Traditional players should take note of these findings, as EY explored, because the next 12 months could be vital for their future as new fintech companies will need this time to fully implement their services in Canada. Smith said that “financial services companies have to review their customer experience, products and services to fit with the new reality. And they have to learn from and partner with the fintech community to meet their customers’ needs – before newer entrants do.”

However, Vancouver has started to follow in Toronto’s footsteps and emerge as a financial centre in Canada; Trulioo, a company that provides ID verification software to mitigate fraud recently announced $15 million in equity financing and was named an Emerging Star in KPMG’s Fintech 100 report.

Another Canadian Emerging Star named was Toronto based FinanceIt, a cloud based POS platform which raised its own undisclosed equity financing round. As well as emerging startups, the Fintech 100 list also showed that Canada is capable of producing players in the industry that are established as identity and authentication provider for organisations, SecureKey, made the Established 50 list after raising a $19 million seed round in 2015.

Canada’s financial sector has also experienced the impact of challenger banks with the launch of mobile bank Koho at the start of this year, which is expected to excel in the deposit-taking business.
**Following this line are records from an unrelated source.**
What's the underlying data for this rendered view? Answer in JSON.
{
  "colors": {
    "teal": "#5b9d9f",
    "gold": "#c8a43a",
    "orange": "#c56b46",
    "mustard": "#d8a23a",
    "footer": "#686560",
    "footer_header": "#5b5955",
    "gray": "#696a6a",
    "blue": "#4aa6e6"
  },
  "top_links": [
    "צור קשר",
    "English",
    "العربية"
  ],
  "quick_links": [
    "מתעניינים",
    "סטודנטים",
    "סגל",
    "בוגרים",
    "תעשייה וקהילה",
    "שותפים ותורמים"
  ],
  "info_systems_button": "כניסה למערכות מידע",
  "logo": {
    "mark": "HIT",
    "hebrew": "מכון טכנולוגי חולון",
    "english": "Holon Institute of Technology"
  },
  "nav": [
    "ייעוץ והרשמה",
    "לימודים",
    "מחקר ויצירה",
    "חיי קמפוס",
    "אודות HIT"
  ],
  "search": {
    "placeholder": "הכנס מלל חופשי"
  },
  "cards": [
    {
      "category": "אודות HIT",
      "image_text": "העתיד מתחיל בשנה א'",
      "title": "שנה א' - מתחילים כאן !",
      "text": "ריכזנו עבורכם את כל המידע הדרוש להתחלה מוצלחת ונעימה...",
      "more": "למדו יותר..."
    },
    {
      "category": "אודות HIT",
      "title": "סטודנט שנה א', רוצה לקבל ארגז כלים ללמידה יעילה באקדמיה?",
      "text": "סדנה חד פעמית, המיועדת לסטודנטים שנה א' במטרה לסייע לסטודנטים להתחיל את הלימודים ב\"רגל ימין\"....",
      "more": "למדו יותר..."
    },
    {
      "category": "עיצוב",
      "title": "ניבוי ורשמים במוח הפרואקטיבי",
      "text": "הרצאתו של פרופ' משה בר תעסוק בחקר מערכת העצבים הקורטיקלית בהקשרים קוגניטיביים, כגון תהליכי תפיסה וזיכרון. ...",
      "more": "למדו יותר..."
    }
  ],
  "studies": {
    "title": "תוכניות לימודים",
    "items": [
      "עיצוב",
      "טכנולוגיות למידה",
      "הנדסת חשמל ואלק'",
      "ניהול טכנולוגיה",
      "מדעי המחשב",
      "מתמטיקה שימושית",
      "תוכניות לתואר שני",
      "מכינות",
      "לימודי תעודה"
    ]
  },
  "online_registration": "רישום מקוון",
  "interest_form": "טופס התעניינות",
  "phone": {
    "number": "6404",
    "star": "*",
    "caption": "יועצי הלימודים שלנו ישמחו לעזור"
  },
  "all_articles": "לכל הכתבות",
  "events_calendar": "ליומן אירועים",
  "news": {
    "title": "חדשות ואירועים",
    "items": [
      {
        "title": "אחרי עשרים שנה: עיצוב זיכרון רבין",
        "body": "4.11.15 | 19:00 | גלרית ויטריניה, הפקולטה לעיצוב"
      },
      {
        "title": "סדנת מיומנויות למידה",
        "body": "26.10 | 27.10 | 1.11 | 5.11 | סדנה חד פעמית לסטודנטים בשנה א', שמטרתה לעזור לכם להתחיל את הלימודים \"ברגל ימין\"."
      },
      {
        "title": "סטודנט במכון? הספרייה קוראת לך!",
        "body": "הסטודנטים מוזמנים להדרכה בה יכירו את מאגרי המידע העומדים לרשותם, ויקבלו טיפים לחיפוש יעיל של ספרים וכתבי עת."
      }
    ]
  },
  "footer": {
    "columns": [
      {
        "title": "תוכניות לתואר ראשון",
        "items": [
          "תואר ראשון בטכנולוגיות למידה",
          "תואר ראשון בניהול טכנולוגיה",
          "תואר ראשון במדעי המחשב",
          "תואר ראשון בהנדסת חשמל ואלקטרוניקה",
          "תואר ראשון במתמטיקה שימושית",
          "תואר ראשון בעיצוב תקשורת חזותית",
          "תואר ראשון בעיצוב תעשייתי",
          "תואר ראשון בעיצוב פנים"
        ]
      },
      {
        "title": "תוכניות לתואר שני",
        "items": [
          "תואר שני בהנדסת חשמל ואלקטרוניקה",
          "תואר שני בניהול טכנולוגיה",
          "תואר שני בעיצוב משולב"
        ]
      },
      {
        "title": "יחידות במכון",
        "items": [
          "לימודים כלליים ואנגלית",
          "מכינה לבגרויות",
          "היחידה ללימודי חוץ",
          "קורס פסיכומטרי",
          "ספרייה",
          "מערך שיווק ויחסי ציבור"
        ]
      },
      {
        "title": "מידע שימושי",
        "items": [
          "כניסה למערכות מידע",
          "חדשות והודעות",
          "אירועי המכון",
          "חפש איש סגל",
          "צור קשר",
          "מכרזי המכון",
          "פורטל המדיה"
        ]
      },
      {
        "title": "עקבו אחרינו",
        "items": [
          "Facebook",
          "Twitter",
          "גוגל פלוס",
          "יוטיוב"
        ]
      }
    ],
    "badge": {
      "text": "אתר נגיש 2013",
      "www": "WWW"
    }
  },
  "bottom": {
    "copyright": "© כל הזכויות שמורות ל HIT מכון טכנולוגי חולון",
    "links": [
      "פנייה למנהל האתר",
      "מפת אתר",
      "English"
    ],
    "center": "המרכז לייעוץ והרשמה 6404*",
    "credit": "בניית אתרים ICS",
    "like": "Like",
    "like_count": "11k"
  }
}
Users are able to deposit money using an email transfer, online form or taking a photo of a cheque, as well as complete direct deposits, bill payments and electronic money transfers for free.

Co-founder and CEO, Daniel Eberhard, states that fees are a big issue in the Canadian banking space. “We don’t think it is fundamentally right that Canadians are paying some of the highest bank fees in the world to some of the most profitable institutions in the world,” Eberhard said.

Another obstacle that banks are facing is the fact that fintech companies are taking all the tech talent in Canada, as CIBC vice president of digital channels, Aayaz Pira highlighted. “I don’t think it’s any surprise that we are experiencing challenges finding talent, specifically in digital. I don’t think that’s only for banks. I think that’s generally in Canada. Fintechs are finding smart people, we’re finding smart people, but generally speaking, digital was nascent in Canada for many years.”